What is a fixed rate for an I bond from 2006? ›

Series I, inflation-indexed savings bonds purchased from May through October 2006, will earn a 1.41 percent fixed rate of return above inflation. The 1.41 percent fixed rate applies for the 30-year life of I bonds purchased during this six-month period.

What is the history of I bond interest rates? ›

A Historical Glance at I Bonds

The first I bonds were issued in September 1998 with a base rate of 3.40%, which rose to 3.60% in May 2000, the highest ever. Since then, the guarantee has steadily declined, hitting 0% several times, including this latest, longest run from May 2020 until October.

What were Series I Bond previous interest rates? ›

Rates for Series I Bonds
Date of IssueFixed RateEarnings or Composite Rate
May 2021 through October 20210.00%3.54%
November 2020 through April 20210.00%1.68%
May 2020 through October 20200.00%1.06%
November 2019 through April 20200.20%2.22%
13 more rows

What is the fixed rate for I series bonds? ›

The May 2023 I Bond fixed rate is 0.90%. This rate lasts for the 30 year life of the bond you purchase between now and October 2023.

How is the Ibond fixed rate calculated? ›

How to Calculate Series I Bonds. For example, if the fixed rate is 0.30% and the semiannual inflation is -2.30%, the composite rate on the bond will be: = 0.003 + (2 x -0.023) + (0.003 x -0.023) = 0.003 - 0.046 - 0.000069.

How long does a fixed rate bond last? ›

A fixed rate bond (or fixed term deposit) is a savings account that you can put money into for a set period of time. It's usually 1, 2 or 3 years, but can also be as long as 5 years.

When can I fix my bond interest rate? ›

Only once your bond has registered, can you apply for a fixed interest rate and then there is a strict time limit attached before the offer lapses."

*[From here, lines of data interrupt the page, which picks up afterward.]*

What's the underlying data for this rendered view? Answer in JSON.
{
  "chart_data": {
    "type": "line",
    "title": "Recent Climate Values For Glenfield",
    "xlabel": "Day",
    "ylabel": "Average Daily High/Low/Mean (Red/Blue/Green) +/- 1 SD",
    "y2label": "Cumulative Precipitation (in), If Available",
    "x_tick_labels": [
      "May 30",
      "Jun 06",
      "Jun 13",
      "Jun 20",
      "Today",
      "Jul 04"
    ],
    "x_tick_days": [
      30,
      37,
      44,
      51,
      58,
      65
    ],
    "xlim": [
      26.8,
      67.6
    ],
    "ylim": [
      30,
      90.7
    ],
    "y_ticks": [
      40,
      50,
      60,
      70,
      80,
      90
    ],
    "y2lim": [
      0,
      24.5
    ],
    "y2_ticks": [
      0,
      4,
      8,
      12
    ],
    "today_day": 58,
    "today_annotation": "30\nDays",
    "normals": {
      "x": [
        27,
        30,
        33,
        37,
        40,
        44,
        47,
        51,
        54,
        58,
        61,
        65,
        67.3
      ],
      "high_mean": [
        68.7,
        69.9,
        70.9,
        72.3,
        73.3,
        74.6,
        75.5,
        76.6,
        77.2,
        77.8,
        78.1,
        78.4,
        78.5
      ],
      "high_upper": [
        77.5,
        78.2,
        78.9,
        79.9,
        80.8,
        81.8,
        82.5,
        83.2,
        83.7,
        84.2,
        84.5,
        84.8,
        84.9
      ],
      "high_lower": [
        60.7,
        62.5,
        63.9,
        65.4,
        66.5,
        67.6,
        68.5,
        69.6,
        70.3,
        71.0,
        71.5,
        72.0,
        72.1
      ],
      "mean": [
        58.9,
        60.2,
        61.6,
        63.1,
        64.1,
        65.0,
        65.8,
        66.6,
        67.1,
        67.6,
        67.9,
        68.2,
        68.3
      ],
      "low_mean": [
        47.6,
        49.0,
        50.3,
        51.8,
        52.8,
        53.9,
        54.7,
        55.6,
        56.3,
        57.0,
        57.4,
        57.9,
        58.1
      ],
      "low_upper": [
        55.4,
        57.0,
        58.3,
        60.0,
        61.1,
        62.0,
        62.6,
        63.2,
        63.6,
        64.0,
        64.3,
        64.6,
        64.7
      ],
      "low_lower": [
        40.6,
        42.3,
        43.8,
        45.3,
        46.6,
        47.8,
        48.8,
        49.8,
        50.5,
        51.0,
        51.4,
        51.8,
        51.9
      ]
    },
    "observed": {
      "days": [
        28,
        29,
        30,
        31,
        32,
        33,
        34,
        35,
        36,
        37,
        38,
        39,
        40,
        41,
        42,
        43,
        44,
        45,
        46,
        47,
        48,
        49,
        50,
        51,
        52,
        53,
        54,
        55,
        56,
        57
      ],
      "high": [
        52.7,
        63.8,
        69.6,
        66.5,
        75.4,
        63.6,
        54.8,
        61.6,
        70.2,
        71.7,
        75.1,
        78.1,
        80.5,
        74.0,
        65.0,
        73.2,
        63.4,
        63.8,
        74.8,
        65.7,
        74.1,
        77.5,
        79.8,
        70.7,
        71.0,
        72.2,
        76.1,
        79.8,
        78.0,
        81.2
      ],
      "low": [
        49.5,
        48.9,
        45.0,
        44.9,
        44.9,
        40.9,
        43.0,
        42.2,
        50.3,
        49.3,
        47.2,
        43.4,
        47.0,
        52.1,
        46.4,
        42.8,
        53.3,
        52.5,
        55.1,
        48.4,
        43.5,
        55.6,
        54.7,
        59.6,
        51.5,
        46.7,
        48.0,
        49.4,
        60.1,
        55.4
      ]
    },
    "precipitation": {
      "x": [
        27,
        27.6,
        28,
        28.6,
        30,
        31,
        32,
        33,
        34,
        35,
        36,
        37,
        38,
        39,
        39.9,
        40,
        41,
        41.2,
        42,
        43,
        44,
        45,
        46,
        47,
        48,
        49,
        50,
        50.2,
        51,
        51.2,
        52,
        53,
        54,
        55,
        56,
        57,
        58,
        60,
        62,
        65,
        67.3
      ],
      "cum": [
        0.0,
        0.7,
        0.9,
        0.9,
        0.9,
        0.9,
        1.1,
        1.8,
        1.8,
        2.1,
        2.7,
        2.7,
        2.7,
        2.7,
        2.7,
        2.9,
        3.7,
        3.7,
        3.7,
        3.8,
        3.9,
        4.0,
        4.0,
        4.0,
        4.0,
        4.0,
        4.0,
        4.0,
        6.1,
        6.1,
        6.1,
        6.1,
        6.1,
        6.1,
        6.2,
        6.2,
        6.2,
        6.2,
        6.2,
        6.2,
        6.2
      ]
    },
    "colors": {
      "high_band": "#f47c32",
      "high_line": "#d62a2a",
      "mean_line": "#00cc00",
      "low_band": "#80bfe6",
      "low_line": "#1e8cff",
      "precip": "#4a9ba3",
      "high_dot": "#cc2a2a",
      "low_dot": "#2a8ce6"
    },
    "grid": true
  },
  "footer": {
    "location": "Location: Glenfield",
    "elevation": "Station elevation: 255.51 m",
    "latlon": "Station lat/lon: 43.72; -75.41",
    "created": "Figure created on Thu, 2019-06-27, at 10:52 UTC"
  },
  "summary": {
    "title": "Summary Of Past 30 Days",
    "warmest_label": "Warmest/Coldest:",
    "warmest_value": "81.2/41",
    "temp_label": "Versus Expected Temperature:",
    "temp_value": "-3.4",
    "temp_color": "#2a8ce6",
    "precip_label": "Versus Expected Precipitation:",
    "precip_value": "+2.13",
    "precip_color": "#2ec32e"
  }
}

What will the I Bond rate be in 2023? ›

After applying a certain formula and rounding, the Treasury arrived at the 4.30 percent composite rate for I bonds issued from May 2023 through October 2023.

Why are I Series bonds interest rates so high? ›

The interest rate on I Bonds is directly correlated with inflation. If inflation is high, the interest rate is high. If inflation is low, the rate is low. Inflation is very high right now.

Top Articles
Latest Posts
Article information

Author: Tuan Roob DDS

Last Updated:

Views: 5915

Rating: 4.1 / 5 (62 voted)

Reviews: 85% of readers found this page helpful

Author information

Name: Tuan Roob DDS

Birthday: 1999-11-20

Address: Suite 592 642 Pfannerstill Island, South Keila, LA 74970-3076

Phone: +9617721773649

Job: Marketing Producer

Hobby: Skydiving, Flag Football, Knitting, Running, Lego building, Hunting, Juggling

Introduction: My name is Tuan Roob DDS, I am a friendly, good, energetic, faithful, fantastic, gentle, enchanting person who loves writing and wants to share my knowledge and understanding with you.